As we move into economic tough times -- where a bachelor's degree seems equivalent to a 1990's high school diploma -- lese and less students are being prepared for the real world while more and more are being prepped for prisons and lives of social service and welfare dependency -- both of which are being phased out.

Because of the economic dilemma we as Minnesotans have allowed ourselves to be engulfed by, our children are paying the price. We must realize that the youth are our future and if we do not make education a priority on the sociopolitical and economical level then we are doomed to a world that will be even less productive then the poor excuse of one that we currently exist in. If the lawmakers that are currently making decisions regarding urban education do not take a stand for the rights of our youth, then we can look forward to an escalation in crime rates, illegitimate children, and a host of other social and community ills.

Thanks to the budget cuts and the lack of student transportation we are seeing the reemergence of segregated schools, with poor communities getting the worst resources. Tenured teachers who have the experience to make a difference in poor communities' schools are choosing to relocate to the suburbs, and the politically involved members of the community are choosing to send their children to private institutions, leaving the urban youth with little or no support to fight for their rights to be properly educated. It has gotten so bad that the urban school teachers are more focused on kids not killing themselves or coming to school under the influence of drugs or alcohol then they are on their own inability to teach. When you have a class of 25 students with 5-10 of them being labeled with some sort of learning disability, what are you suppose to do? They have resorted to making sure that parents have a somewhat structured daycare to send their kids while they are at work. In other words, our schools have gone from institutions of learning to day care facilities for teenaged children who are still going home to empty households at 3:00pm. They come in the morning, roam the halls, hang out with their friends, swear, kiss on girls, hope not to get caught, get F's, and still move on, learning nothing until it is time to go home watch videos, play video games, get high, run the streets with no aim or focus. And the days continue.
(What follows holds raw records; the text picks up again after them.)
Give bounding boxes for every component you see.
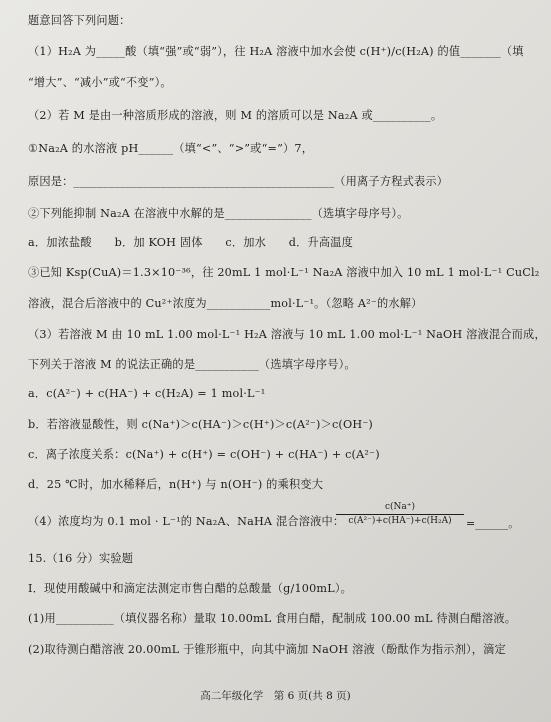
q2-1-line: ①Na₂A 的水溶液 pH______（填“<”、“>”或“=”）7， [28,142,314,155]
q2-2-line: ②下列能抑制 Na₂A 在溶液中水解的是_______________（选填字母序号）。 [28,207,409,220]
q2-line: （2）若 M 是由一种溶质形成的溶液，则 M 的溶质可以是 Na₂A 或__________。 [28,109,443,122]
q3-option-b: b．若溶液显酸性，则 c(Na⁺)＞c(HA⁻)＞c(H⁺)＞c(A²⁻)＞c(OH⁻) [28,418,373,431]
q3-option-d: d．25 ℃时，加水稀释后，n(H⁺) 与 n(OH⁻) 的乘积变大 [28,478,324,491]
q2-3-line-1: ③已知 Ksp(CuA)＝1.3×10⁻³⁶，往 20mL 1 mol·L⁻¹ Na₂A 溶液中加入 10 mL 1 mol·L⁻¹ CuCl₂ [28,266,540,279]
q15-part-i: I．现使用酸碱中和滴定法测定市售白醋的总酸量（g/100mL）。 [28,582,353,595]
q1-line-2: “增大”、“减小”或“不变”）。 [28,76,172,89]
q2-3-line-2: 溶液，混合后溶液中的 Cu²⁺浓度为___________mol·L⁻¹。（忽略 A²⁻的水解） [28,297,423,310]
q2-2-options: a．加浓盐酸 b．加 KOH 固体 c．加水 d．升高温度 [28,236,354,249]
page-footer: 高二年级化学 第 6 页(共 8 页) [200,690,351,702]
q15-heading: 15.（16 分）实验题 [28,552,134,565]
intro-line: 题意回答下列问题： [28,14,131,27]
q3-line-2: 下列关于溶液 M 的说法正确的是___________（选填字母序号）。 [28,358,356,371]
fraction-answer-blank: =______。 [466,517,520,530]
q3-option-a: a．c(A²⁻) + c(HA⁻) + c(H₂A) = 1 mol·L⁻¹ [28,387,266,400]
q4-line: （4）浓度均为 0.1 mol · L⁻¹的 Na₂A、NaHA 混合溶液中： [28,515,345,528]
fraction-numerator: c(Na⁺) [336,501,464,515]
q15-step-1: (1)用__________（填仪器名称）量取 10.00mL 食用白醋，配制成 100.00 mL 待测白醋溶液。 [28,612,517,625]
q3-option-c: c．离子浓度关系：c(Na⁺) + c(H⁺) = c(OH⁻) + c(HA⁻) + c(A²⁻) [28,448,380,461]
q2-1-reason-line: 原因是：_____________________________________________（用离子方程式表示） [28,175,449,188]
fraction-denominator: c(A²⁻)+c(HA⁻)+c(H₂A) [348,516,452,526]
concentration-fraction [336,501,464,527]
q15-step-2: (2)取待测白醋溶液 20.00mL 于锥形瓶中，向其中滴加 NaOH 溶液（酚酞作为指示剂），滴定 [28,643,506,656]
q1-line-1: （1）H₂A 为_____酸（填“强”或“弱”），往 H₂A 溶液中加水会使 c(H⁺)/c(H₂A) 的值_______（填 [28,45,524,58]
q3-line-1: （3）若溶液 M 由 10 mL 1.00 mol·L⁻¹ H₂A 溶液与 10 mL 1.00 mol·L⁻¹ NaOH 溶液混合而成， [28,328,546,341]
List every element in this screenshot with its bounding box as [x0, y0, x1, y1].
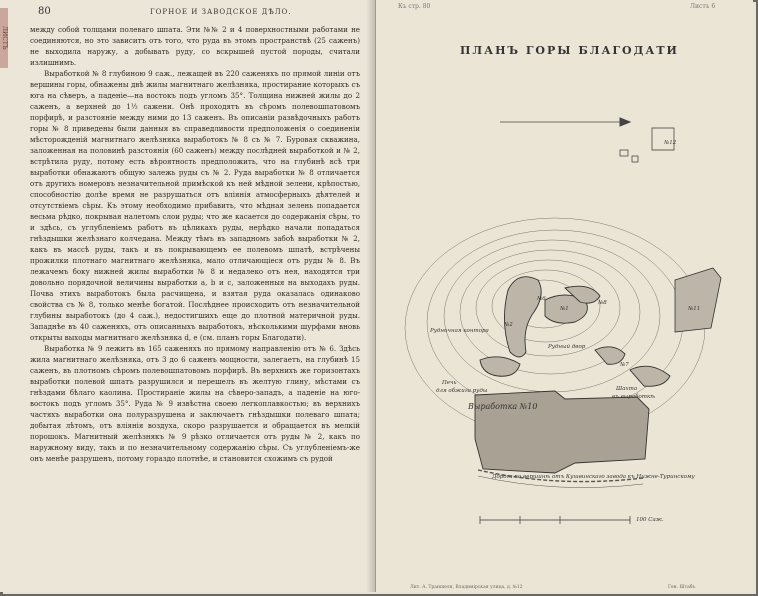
engraver-credit: Ген. Штабъ	[668, 585, 696, 590]
label-no12: №12	[664, 140, 677, 146]
map-title: ПЛАНЪ ГОРЫ БЛАГОДАТИ	[460, 44, 679, 57]
scale-bar	[480, 516, 630, 524]
north-arrow	[500, 118, 630, 126]
paragraph: между собой толщами полеваго шпата. Эти №№ 2 и 4 поверхностными работами не соединяются, но это зависитъ отъ того, что руда въ этомъ пространствѣ (25 саженъ) не выходила наружу, а добывать руду, со вскрышей пустой породы, считали излишнимъ.	[30, 25, 360, 67]
lithographer-credit: Лит. А. Траншеля, Владимірская улица, д. №12	[410, 585, 523, 590]
label-rudnichnaya: Рудничная контора	[430, 328, 489, 334]
edge-tag: ЛИСТЪ	[0, 8, 8, 68]
label-no8: №8	[598, 300, 607, 306]
label-no1: №1	[560, 306, 569, 312]
label-no11: №11	[688, 306, 701, 312]
label-shakhta-sub: въ выработкѣ	[612, 394, 656, 400]
label-pech: Печь	[442, 380, 457, 386]
plate-reference: Къ стр. 80	[398, 3, 431, 10]
label-pech-sub: для обжига руды	[436, 388, 488, 394]
label-no7: №7	[620, 362, 629, 368]
label-no2: №2	[504, 322, 513, 328]
plate-number: Листъ 6	[690, 3, 716, 10]
running-head: ГОРНОЕ И ЗАВОДСКОЕ ДѢЛО.	[150, 8, 292, 16]
page-number: 80	[38, 6, 51, 17]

It is 3:00pm on a Monday afternoon and students are walking to their busses bent over at the hip sideways looking at themselves from the shoes up. The girls are checking their makeup in the mirror, teachers are breathing a sigh of relief, and administrators are heading to their office to try and knock out the second stack of five. Mom is calling home to leave her son a message that there is some left over spaghetti in the refrigerator from her cell phone as she rushes to her 3:00 staff meeting, while the school board is concerned about 300 empty classrooms (as if there weren’t teachers out there looking for jobs who could help lift the burden off of the 25-student-carrying social studies teacher at Lucy Laney).

"Only 65 more days till high school thinks a student with all failing marks."